7 thoughts on “CONFESSIONS OF A DJ”

  1. cool…will read… im a recent fan of mudd up, but listen to it in the pod cast version cuz i live in barcelona… and for next new years special i suggest
    http://www.youtube.com/watch?v=jUnw0vsGLyE
    this song, i don’t know if you know it already…its a tradition in many latin american countries to listen to it on new years and maybe it can become a gringo tradition and its an awesome song… and this is a gift… i dont not if you know it already but it was a hit couple of years ago from panama…
    http://www.youtube.com/watch?v=UtMx8Ll5DO4&feature=related
    si te metes conmigo te saco la gillette!
    thanks for the program! i really enjoy it!

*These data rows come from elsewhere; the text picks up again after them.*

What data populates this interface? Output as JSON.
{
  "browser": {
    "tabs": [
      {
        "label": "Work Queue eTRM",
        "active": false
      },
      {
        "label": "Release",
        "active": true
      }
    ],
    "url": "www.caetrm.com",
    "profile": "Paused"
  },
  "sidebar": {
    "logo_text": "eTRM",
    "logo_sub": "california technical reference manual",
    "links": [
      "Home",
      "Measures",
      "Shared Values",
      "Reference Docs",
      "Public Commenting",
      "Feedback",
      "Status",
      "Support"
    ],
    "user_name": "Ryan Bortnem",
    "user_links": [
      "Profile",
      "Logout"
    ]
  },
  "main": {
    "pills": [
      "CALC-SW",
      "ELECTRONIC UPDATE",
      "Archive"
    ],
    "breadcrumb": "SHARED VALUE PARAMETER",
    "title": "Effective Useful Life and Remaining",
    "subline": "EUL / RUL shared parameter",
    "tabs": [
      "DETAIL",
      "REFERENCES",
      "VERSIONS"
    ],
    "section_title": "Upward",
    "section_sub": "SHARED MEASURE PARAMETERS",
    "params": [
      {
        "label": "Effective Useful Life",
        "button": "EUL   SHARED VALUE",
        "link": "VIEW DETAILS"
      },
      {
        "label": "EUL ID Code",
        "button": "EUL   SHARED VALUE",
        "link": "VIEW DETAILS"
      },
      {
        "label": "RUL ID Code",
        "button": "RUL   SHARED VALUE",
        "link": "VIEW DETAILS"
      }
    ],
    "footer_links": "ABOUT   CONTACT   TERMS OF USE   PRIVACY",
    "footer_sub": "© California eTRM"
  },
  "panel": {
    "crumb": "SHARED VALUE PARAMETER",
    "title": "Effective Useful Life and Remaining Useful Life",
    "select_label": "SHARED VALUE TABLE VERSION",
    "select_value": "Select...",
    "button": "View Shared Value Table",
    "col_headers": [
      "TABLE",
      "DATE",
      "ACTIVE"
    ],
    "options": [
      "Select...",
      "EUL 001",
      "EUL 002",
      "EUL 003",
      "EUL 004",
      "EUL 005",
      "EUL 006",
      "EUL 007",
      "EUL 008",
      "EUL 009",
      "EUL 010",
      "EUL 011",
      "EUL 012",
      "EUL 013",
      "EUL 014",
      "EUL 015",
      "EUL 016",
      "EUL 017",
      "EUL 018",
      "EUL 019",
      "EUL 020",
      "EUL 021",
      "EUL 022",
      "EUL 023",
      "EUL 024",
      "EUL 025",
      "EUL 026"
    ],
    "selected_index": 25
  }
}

  2. Haha I can’t tell from your review whether I should kicked down the $10 to buy this mag or not (that’s assuming I can find copies at City Lights or Green Apple.) I mean yet another piece on the financial crisis sure does sound exciting. . .

  3. haha yes. i havent had time to read more than those, its pretty thick.. when in doubt, find it in a bookstore where you won’t get bad looks for reading w/o buying….

  4. Hey Jace,
    I’ve been resisting buying the n+1, only bc I’m trying not to bring additional paper into the house if I’m not going to read more than once, but now I want to see your writing in longer mode. Pido cacao, I give up.

    Don’t get me started on the translation thing, it’s something I’m thinking and writing about of late…

    We need to do another taco night on 5th Ave. soon! Abrazos a Rocio…

  5. I’m broke (what else is new?) but I gave in to subscribing to the magazine. The topics seemed relevant & I’m quite curious about your piece as someone who’s completely surrounded by dj culture from all sides.

    thank you.

  6. That was a great piece in N+1, thanks for that!

    I am a swedish journalist who would like to ask you a question. Would you send me an email? Couldn’t find contact info.

    best/
    emil

  7. Finally came across that journal at St. Marks Book Store. Good point about the economic whiplash musicians get when crossing borders. This is one reason it’s so important to create regional support systems.

    What you said about choosing between money and music is extremely relevant. But I would have added nuance to that by saying your PRIORITY has to be money or music. If you expect everyone to stay broke, you’ll lose everyone by their 20s. But the goal definitely has to be making art, with money as a means to an end.